In such a time of economic hardships, buying a property at once with your life savings might be risky because life is full of surprises; you never know what tomorrow holds.
However, at Mirembe Villa-Kigo, one can buy a property of his or her choice without spending all his/her savings but through a mortgage.
But what is a mortgage? How is it done, who is legible and who is not?
In an interview with Watchdog Uganda, Mirembe Villas’ Senior property consultant, Derrick Musasizi explained that a mortgage is a loan that is given particularly to people that want to acquire real estate property (In Uganda specifically mortgage work on residential properties). Mortgages are offered by banks, not money lenders and are given in different categories after identifying who is eligible to acquire them.
“Who is eligible to acquire a mortgage ? In most cases, one must be having the house available, once the house is available, the bank evaluates the value of this house in accordance to location, properties of the house in question, acreage, etc. So once this value is attached to the house regardless of the selling price, the bank also evaluates the person applying for the mortgage (this is done through bank statements and other properties one might be having). After those two series of evaluations, one can access a mortgage or not depending on his or her value.”
Mr. Musasizi noted that after attaining a mortgage one is given a repayment schedule of how much they will be paying every month and how long it will take them to pay off the mortgage. The other most important aspect of the mortgage is ‘interest’ and surprisingly currently in Uganda mortgage interests are so high ranging from 17.5 per cent ( the lowest bank) to 21 or 22 per cent per annum.
“In other developed countries for example in the Western world, you are evaluated before actually looking at the house you want to buy and from that evaluation, you know how much the bank can give you and once you know how much the bank can give you that automatically sends you to a particular location where you can acquire a house. Also, people must know that there is no bank that can fully pay up your mortgage. You can’t get a loan that will finance 100 per cent of the purchase of your house, usually, one is required by the bank to make a deposit of 20-30 per cent of the purchase price. The best the bank can do is to foot the 80 or 70 per cent.”

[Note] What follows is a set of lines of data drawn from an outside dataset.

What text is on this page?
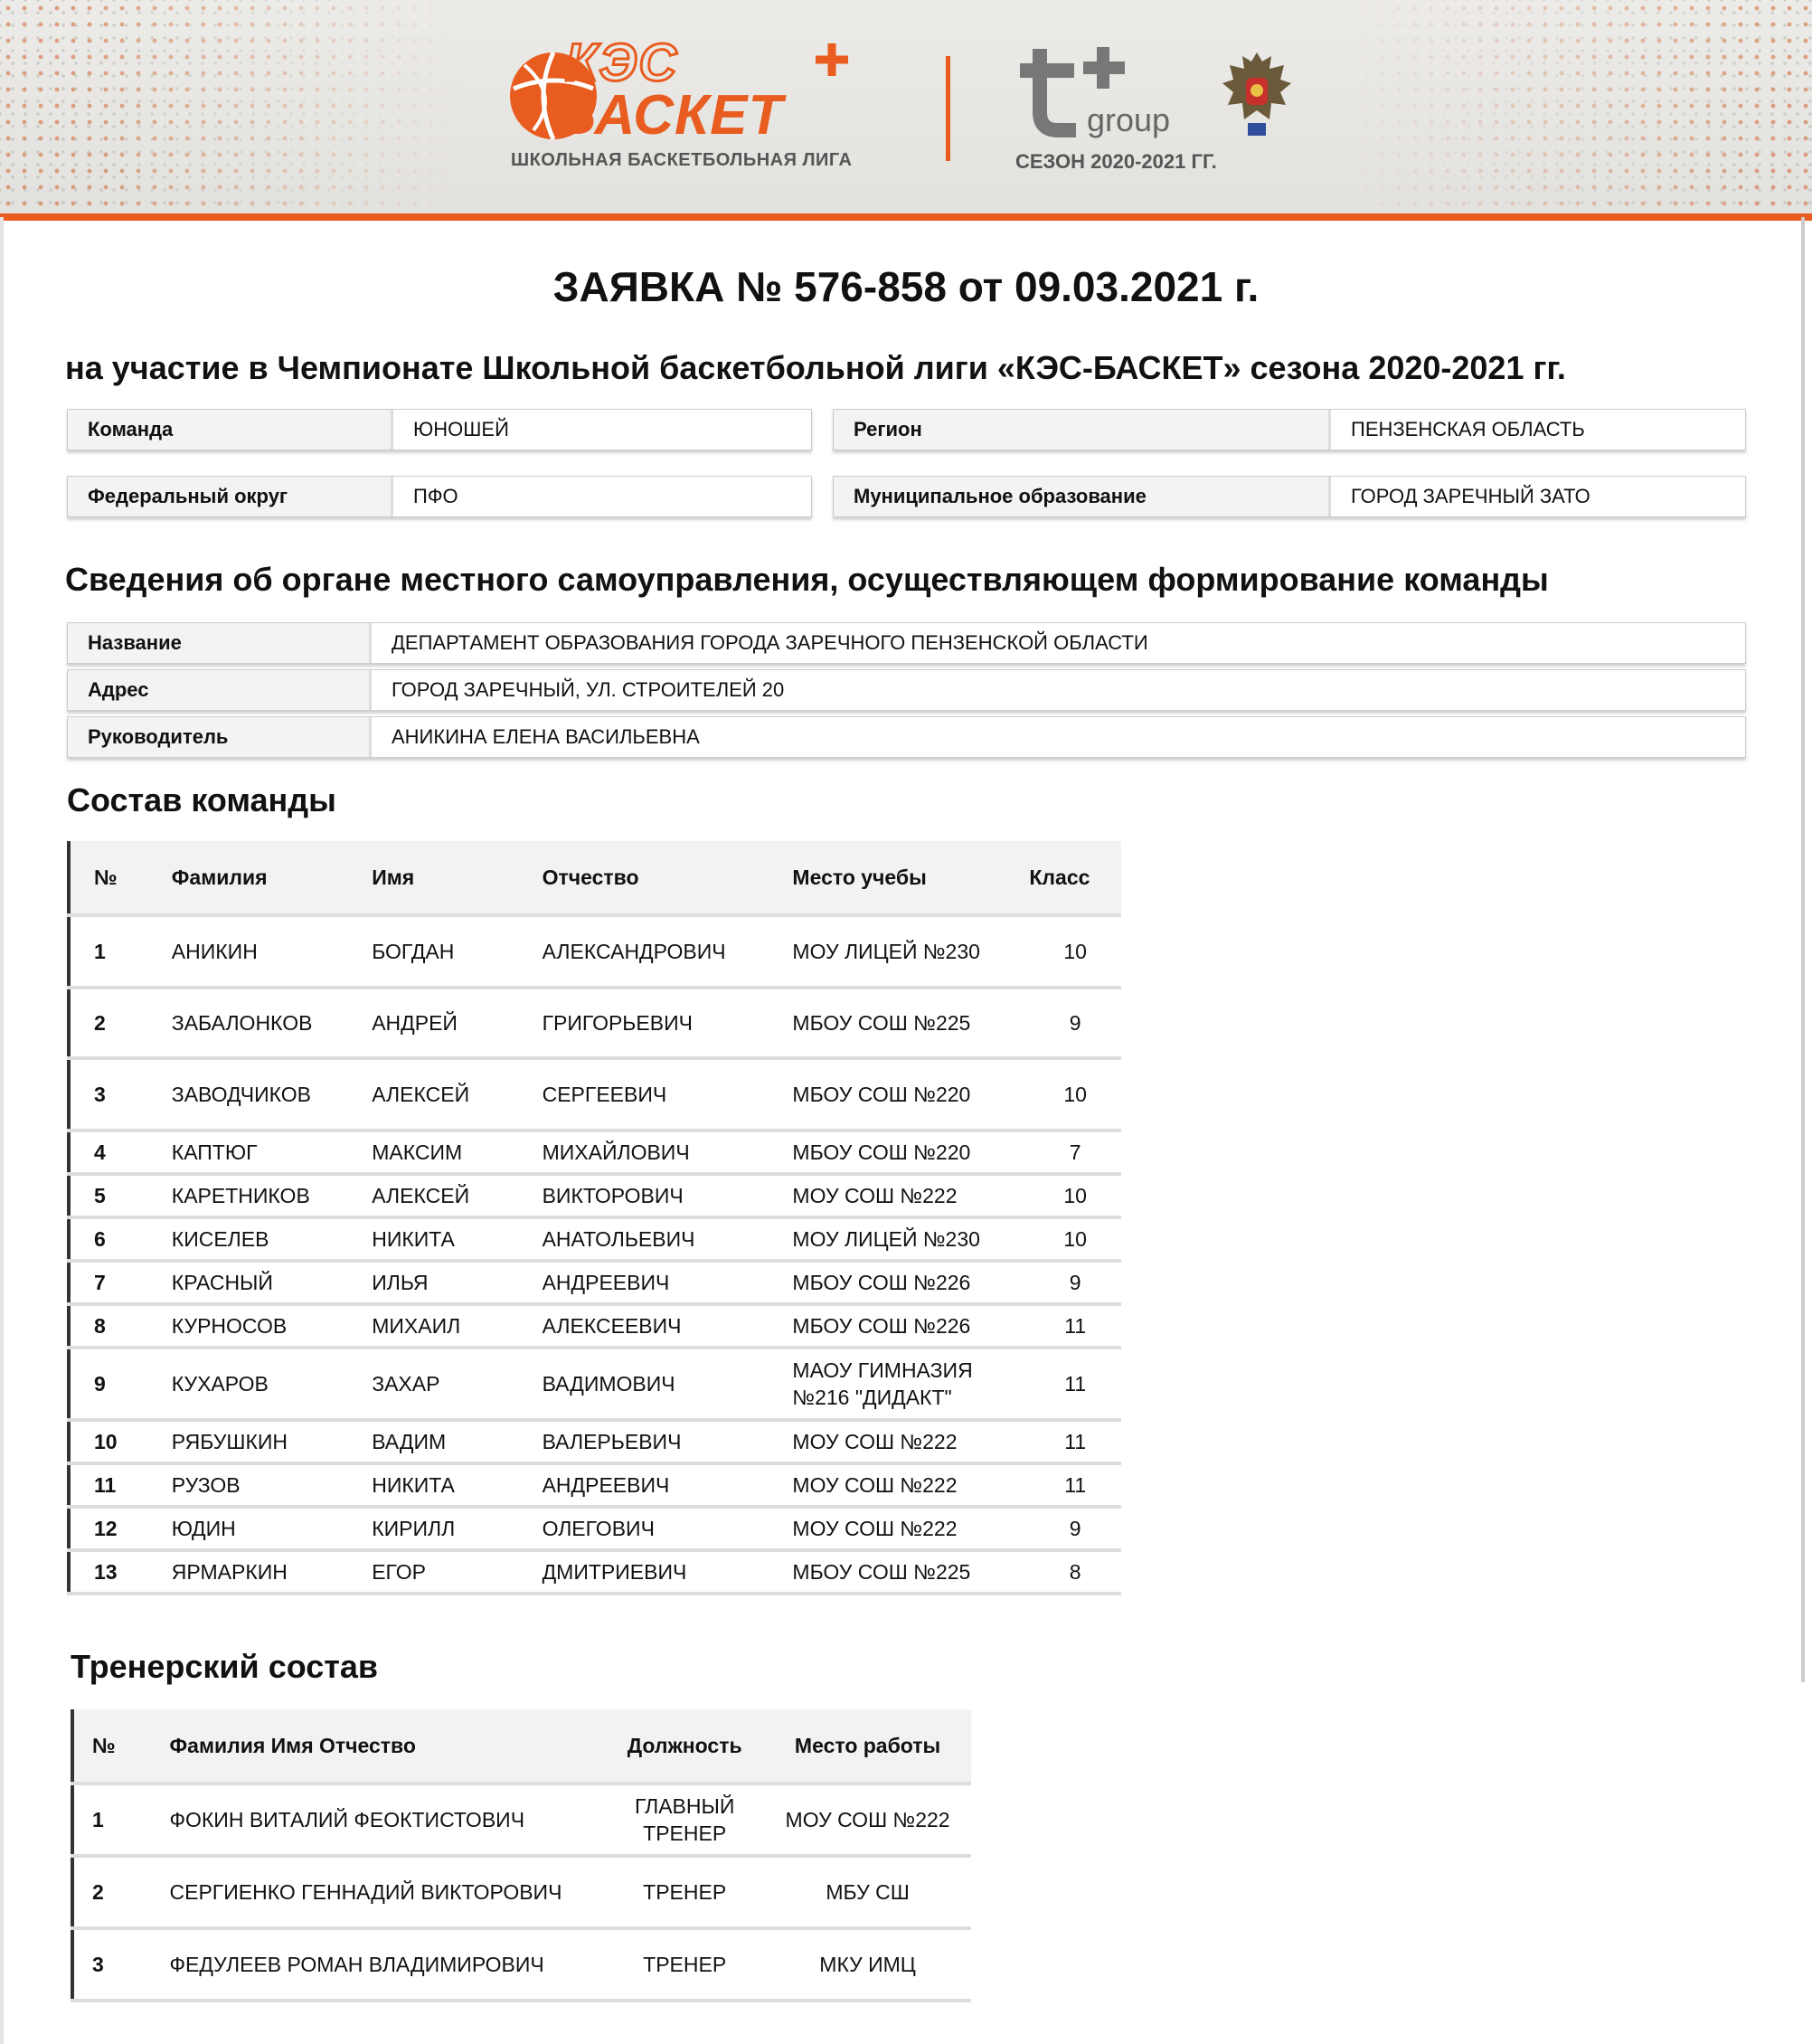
КЭС
БАСКЕТ
ШКОЛЬНАЯ БАСКЕТБОЛЬНАЯ ЛИГА
group
СЕЗОН 2020-2021 ГГ.
ЗАЯВКА № 576-858 от 09.03.2021 г.
на участие в Чемпионате Школьной баскетбольной лиги «КЭС-БАСКЕТ» сезона 2020-2021 гг.
Команда	ЮНОШЕЙ	Регион	ПЕНЗЕНСКАЯ ОБЛАСТЬ
Федеральный округ	ПФО	Муниципальное образование	ГОРОД ЗАРЕЧНЫЙ ЗАТО
Сведения об органе местного самоуправления, осуществляющем формирование команды
Название	ДЕПАРТАМЕНТ ОБРАЗОВАНИЯ ГОРОДА ЗАРЕЧНОГО ПЕНЗЕНСКОЙ ОБЛАСТИ
Адрес	ГОРОД ЗАРЕЧНЫЙ, УЛ. СТРОИТЕЛЕЙ 20
Руководитель	АНИКИНА ЕЛЕНА ВАСИЛЬЕВНА
Состав команды
№	Фамилия	Имя	Отчество	Место учебы	Класс
1	АНИКИН	БОГДАН	АЛЕКСАНДРОВИЧ	МОУ ЛИЦЕЙ №230	10
2	ЗАБАЛОНКОВ	АНДРЕЙ	ГРИГОРЬЕВИЧ	МБОУ СОШ №225	9
3	ЗАВОДЧИКОВ	АЛЕКСЕЙ	СЕРГЕЕВИЧ	МБОУ СОШ №220	10
4	КАПТЮГ	МАКСИМ	МИХАЙЛОВИЧ	МБОУ СОШ №220	7
5	КАРЕТНИКОВ	АЛЕКСЕЙ	ВИКТОРОВИЧ	МОУ СОШ №222	10
6	КИСЕЛЕВ	НИКИТА	АНАТОЛЬЕВИЧ	МОУ ЛИЦЕЙ №230	10
7	КРАСНЫЙ	ИЛЬЯ	АНДРЕЕВИЧ	МБОУ СОШ №226	9
8	КУРНОСОВ	МИХАИЛ	АЛЕКСЕЕВИЧ	МБОУ СОШ №226	11
9	КУХАРОВ	ЗАХАР	ВАДИМОВИЧ	МАОУ ГИМНАЗИЯ №216 "ДИДАКТ"	11
10	РЯБУШКИН	ВАДИМ	ВАЛЕРЬЕВИЧ	МОУ СОШ №222	11
11	РУЗОВ	НИКИТА	АНДРЕЕВИЧ	МОУ СОШ №222	11
12	ЮДИН	КИРИЛЛ	ОЛЕГОВИЧ	МОУ СОШ №222	9
13	ЯРМАРКИН	ЕГОР	ДМИТРИЕВИЧ	МБОУ СОШ №225	8
Тренерский состав
№	Фамилия Имя Отчество	Должность	Место работы
1	ФОКИН ВИТАЛИЙ ФЕОКТИСТОВИЧ	ГЛАВНЫЙ ТРЕНЕР	МОУ СОШ №222
2	СЕРГИЕНКО ГЕННАДИЙ ВИКТОРОВИЧ	ТРЕНЕР	МБУ СШ
3	ФЕДУЛЕЕВ РОМАН ВЛАДИМИРОВИЧ	ТРЕНЕР	МКУ ИМЦ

However according to Mr Musasizi, in most cases especially in low-developed countries Uganda inclusive, most people go for mortgages that are heavier than their financial muscles because they want to buy houses that don’t fall in their range of income flow; that is why Mirembe Villas came in with the payment plan with consultants that amicably talk to their clients and go for the house that they will manage to pay in time without inconveniences.
“When the project was just starting, we were giving our clients a period of 36 months to pay off the house, after an initial deposit of USD10,000 regardless of the house one is buying. This USD10,000, ideally the purpose was to secure two things for the client; to secure the current price because with real estate, prices change upwards. So after the USD10,000, the client is given a period of 30 days to bring the initial deposit from the booking fee, the initial deposit is usually 10 per cent of the price one is taking,” he said.
He added that since the project currently is in the finishing phase, clients are now given 24 monthly payment plans and it’s at zero interest.
How a client buying a house at Mirembe Villas-Kigo accesses a mortgage:
According to Mr Musasizi, a client is required to first visit the site to appreciate and make due diligence.
“After visiting the site, you pick a house that you might be interested in, then we help you with the paperwork from our site and in most cases filling in an application form (it entails every detail of the client).We normally attach the client’s ID or passport.”
He added that after negotiations are done in terms of which house the client is taking and at what price and how one is planning to pay, a pre-sales contract is drafted for the client. The pre-sales contract is valid up to when the client pays 30 per cent of the house’s purchasing price to which they sign a form of the sales contract. He asserts that such documents are very vital for clients trying to negotiate with a bank to secure a mortgage.
“Because they will definitely need a commitment from you which the pre-sales contract holds. These documents will be presented before the banks for an assessment for further process for a client to attain a mortgage. Many of our clients have used Mortgages to secure their houses, we have mortgages that have come through Housing Finance Bank. In a particular case scenario this customer was supposed to pay up to 60 per cent because his house was customized. He paid it in a period of 18 months and the 40 per cent was paid by the bank,” Mr. Musasizi said.
“Other scenarios we have is the clients that work with the UN and have their bank facility of a sort which also gives mortgages to its employees, so the client pays 20 per cent and the 80 per cent is paid by their bank facility and we have had very many successful stories, especially from international banks.”
According to Mr Musasizi, mortgaging has also contributed 35 per cent in the facilitation of buying off the houses in Mirembe Villas-Kigo.